University of Minnesota Alumni Association

Alumni Stories

U Honors an electrifying Alumnus

Earl Bakken's field-shaping legacy

The University of Minnesota has renamed two health centers in honor of Earl Bakken (B.E.E. ’48) in recognition of his support of the University and his field-shaping legacy. The centers will now be called the Earl E. Bakken Medical Devices Center and the Earl E. Bakken Center for Spirituality & Healing.

Bakken founded Medtronic, Inc., one of the world’s largest medical device development companies, shortly after graduating from the U in electrical engineering in 1948. Among his many significant innovations was his work with University of Minnesota heart surgeon C. Walton Lillehei (B.S. ’39, M.D. ’41) to create the first battery-operated, wearable pacemaker. Bakken also founded the Bakken Museum, a Smithsonian affiliate in Minneapolis that offers dynamic exhibit experiences and industry-leading STEM-focused education programs. 

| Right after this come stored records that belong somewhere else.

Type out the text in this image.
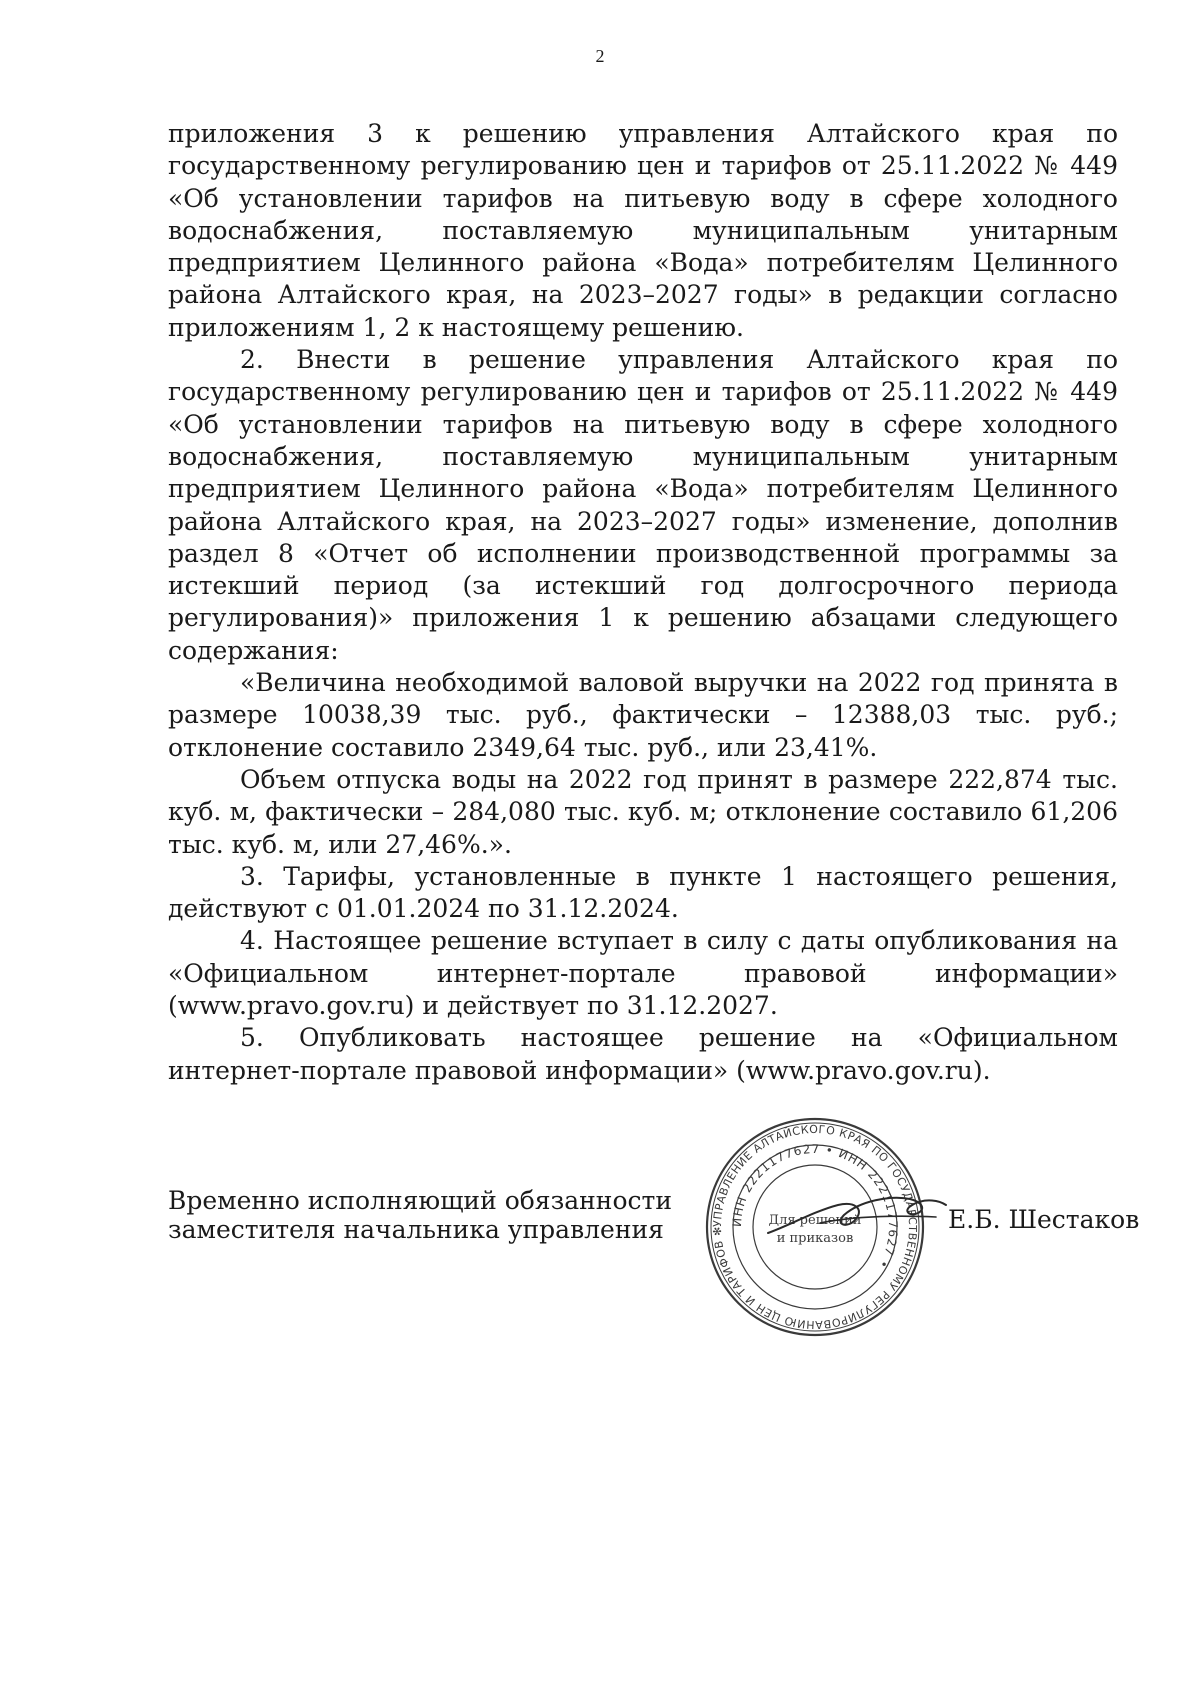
2

приложения 3 к решению управления Алтайского края по государственному регулированию цен и тарифов от 25.11.2022 № 449 «Об установлении тарифов на питьевую воду в сфере холодного водоснабжения, поставляемую муниципальным унитарным предприятием Целинного района «Вода» потребителям Целинного района Алтайского края, на 2023–2027 годы» в редакции согласно приложениям 1, 2 к настоящему решению.

2. Внести в решение управления Алтайского края по государственному регулированию цен и тарифов от 25.11.2022 № 449 «Об установлении тарифов на питьевую воду в сфере холодного водоснабжения, поставляемую муниципальным унитарным предприятием Целинного района «Вода» потребителям Целинного района Алтайского края, на 2023–2027 годы» изменение, дополнив раздел 8 «Отчет об исполнении производственной программы за истекший период (за истекший год долгосрочного периода регулирования)» приложения 1 к решению абзацами следующего содержания:

«Величина необходимой валовой выручки на 2022 год принята в размере 10038,39 тыс. руб., фактически – 12388,03 тыс. руб.; отклонение составило 2349,64 тыс. руб., или 23,41%.

Объем отпуска воды на 2022 год принят в размере 222,874 тыс. куб. м, фактически – 284,080 тыс. куб. м; отклонение составило 61,206 тыс. куб. м, или 27,46%.».

3. Тарифы, установленные в пункте 1 настоящего решения, действуют с 01.01.2024 по 31.12.2024.

4. Настоящее решение вступает в силу с даты опубликования на «Официальном интернет-портале правовой информации» (www.pravo.gov.ru) и действует по 31.12.2027.

5. Опубликовать настоящее решение на «Официальном интернет-портале правовой информации» (www.pravo.gov.ru).

Временно исполняющий обязанности
заместителя начальника управления	Е.Б. Шестаков
УПРАВЛЕНИЕ АЛТАЙСКОГО КРАЯ ПО ГОСУДАРСТВЕННОМУ РЕГУЛИРОВАНИЮ ЦЕН И ТАРИФОВ ✻
ИНН 2221177627 • ИНН 2221177627 •
Для решений
и приказов
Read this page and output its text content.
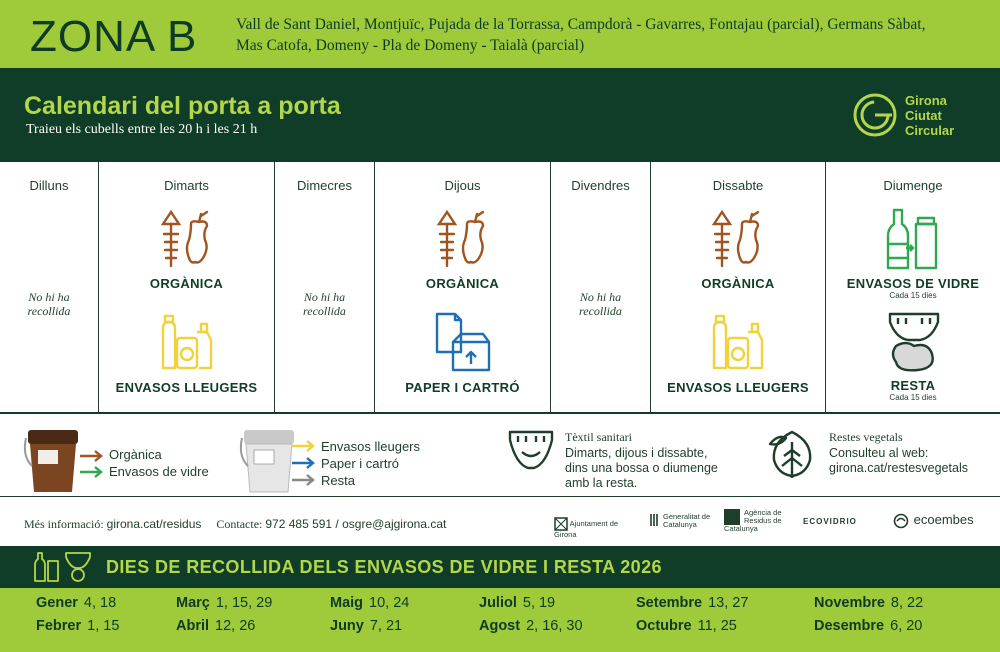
ZONA B Vall de Sant Daniel, Montjuïc, Pujada de la Torrassa, Campdorà - Gavarres, Fontajau (parcial), Germans Sàbat,
Mas Catofa, Domeny - Pla de Domeny - Taialà (parcial)
Calendari del porta a porta
Traieu els cubells entre les 20 h i les 21 h
Girona
Ciutat
Circular
Dilluns
No hi ha
recollida
Dimarts
ORGÀNICA
ENVASOS LLEUGERS
Dimecres
No hi ha
recollida
Dijous
ORGÀNICA
PAPER I CARTRÓ
Divendres
No hi ha
recollida
Dissabte
ORGÀNICA
ENVASOS LLEUGERS
Diumenge
ENVASOS DE VIDRE
Cada 15 dies
RESTA
Cada 15 dies
Orgànica
Envasos de vidre
Envasos lleugers
Paper i cartró
Resta
Tèxtil sanitari
Dimarts, dijous i dissabte,
dins una bossa o diumenge
amb la resta.
Restes vegetals
Consulteu al web:
girona.cat/restesvegetals
Més informació: girona.cat/residus Contacte: 972 485 591 / osgre@ajgirona.cat	Ajuntament de Girona
Generalitat de Catalunya
Agència de Residus de Catalunya
ECOVIDRIO	ecoembes
DIES DE RECOLLIDA DELS ENVASOS DE VIDRE I RESTA 2026
Gener 4, 18
Febrer 1, 15
Març 1, 15, 29
Abril 12, 26
Maig 10, 24
Juny 7, 21
Juliol 5, 19
Agost 2, 16, 30
Setembre 13, 27
Octubre 11, 25
Novembre 8, 22
Desembre 6, 20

The Earl E. Bakken Medical Devices Center is a program under the Institute for Engineering in Medicine that combines research, education, and training focused on medical devices. The center supports researchers through the process of moving devices from concept to market and also trains the next generation of innovators.

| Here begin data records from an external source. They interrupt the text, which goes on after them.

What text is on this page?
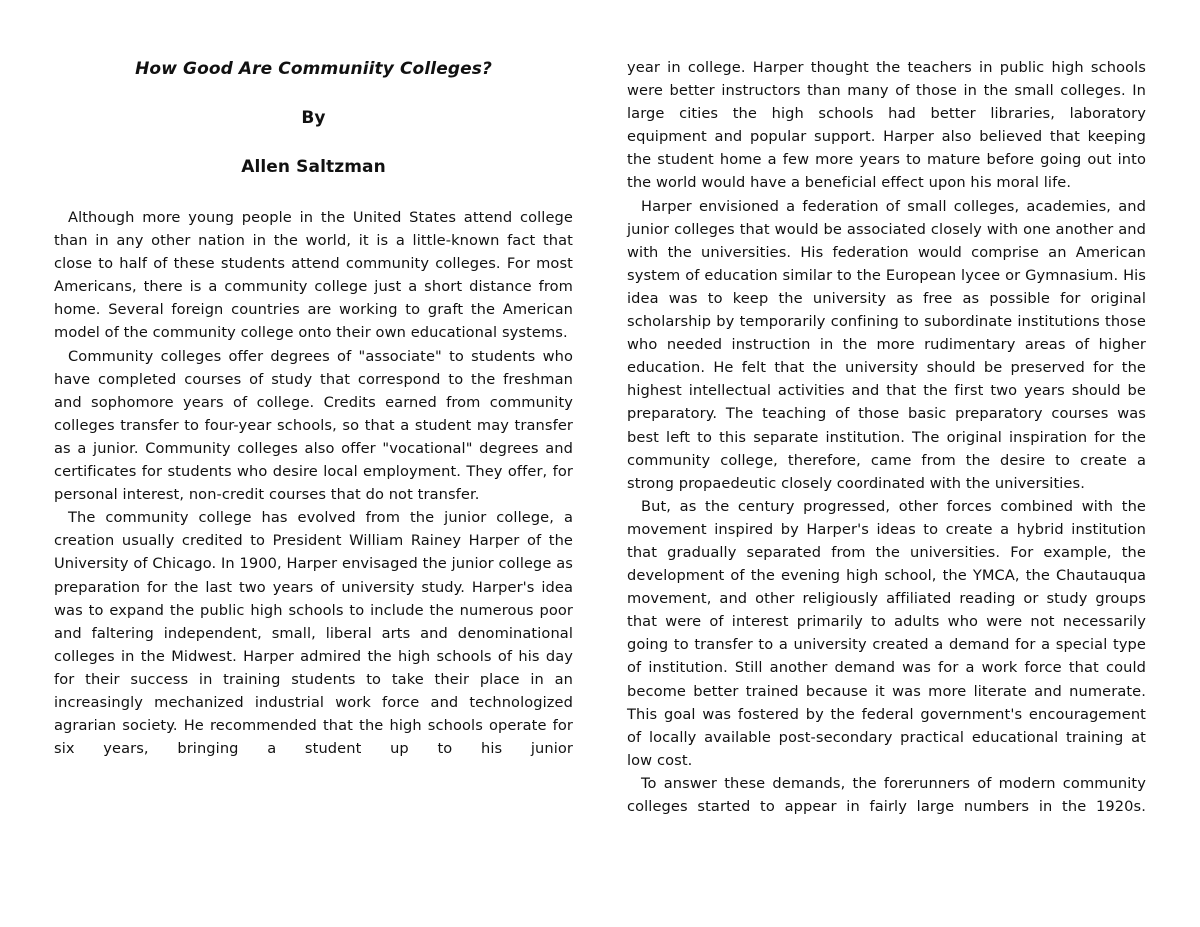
How Good Are Communiity Colleges?
By
Allen Saltzman

Although more young people in the United States attend college than in any other nation in the world, it is a little-known fact that close to half of these students attend community colleges. For most Americans, there is a community college just a short distance from home. Several foreign countries are working to graft the American model of the community college onto their own educational systems.

Community colleges offer degrees of "associate" to students who have completed courses of study that correspond to the freshman and sophomore years of college. Credits earned from community colleges transfer to four-year schools, so that a student may transfer as a junior. Community colleges also offer "vocational" degrees and certificates for students who desire local employment. They offer, for personal interest, non-credit courses that do not transfer.

The community college has evolved from the junior college, a creation usually credited to President William Rainey Harper of the University of Chicago. In 1900, Harper envisaged the junior college as preparation for the last two years of university study. Harper's idea was to expand the public high schools to include the numerous poor and faltering independent, small, liberal arts and denominational colleges in the Midwest. Harper admired the high schools of his day for their success in training students to take their place in an increasingly mechanized industrial work force and technologized agrarian society. He recommended that the high schools operate for six years, bringing a student up to his junior

year in college. Harper thought the teachers in public high schools were better instructors than many of those in the small colleges. In large cities the high schools had better libraries, laboratory equipment and popular support. Harper also believed that keeping the student home a few more years to mature before going out into the world would have a beneficial effect upon his moral life.

Harper envisioned a federation of small colleges, academies, and junior colleges that would be associated closely with one another and with the universities. His federation would comprise an American system of education similar to the European lycee or Gymnasium. His idea was to keep the university as free as possible for original scholarship by temporarily confining to subordinate institutions those who needed instruction in the more rudimentary areas of higher education. He felt that the university should be preserved for the highest intellectual activities and that the first two years should be preparatory. The teaching of those basic preparatory courses was best left to this separate institution. The original inspiration for the community college, therefore, came from the desire to create a strong propaedeutic closely coordinated with the universities.

But, as the century progressed, other forces combined with the movement inspired by Harper's ideas to create a hybrid institution that gradually separated from the universities. For example, the development of the evening high school, the YMCA, the Chautauqua movement, and other religiously affiliated reading or study groups that were of interest primarily to adults who were not necessarily going to transfer to a university created a demand for a special type of institution. Still another demand was for a work force that could become better trained because it was more literate and numerate. This goal was fostered by the federal government's encouragement of locally available post-secondary practical educational training at low cost.

To answer these demands, the forerunners of modern community colleges started to appear in fairly large numbers in the 1920s.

Bakken, 93, has a unique appreciation for both the art and science of health care, as demonstrated by his longstanding support for the University’s Center for Spirituality & Healing, a center focused on research, outreach and education of integrative health and well-being. He was an early mentor for the center’s founder and director, Mary Jo Kreitzer (Ph.D. ’90) and he continues to be a strong advocate for integrative approaches to health and healing.   

“Mr. Bakken has inspired us to think bigger, to try to fulfill the immense potential we have to improve the health and well-being of people and communities around the world,” says Kreitzer.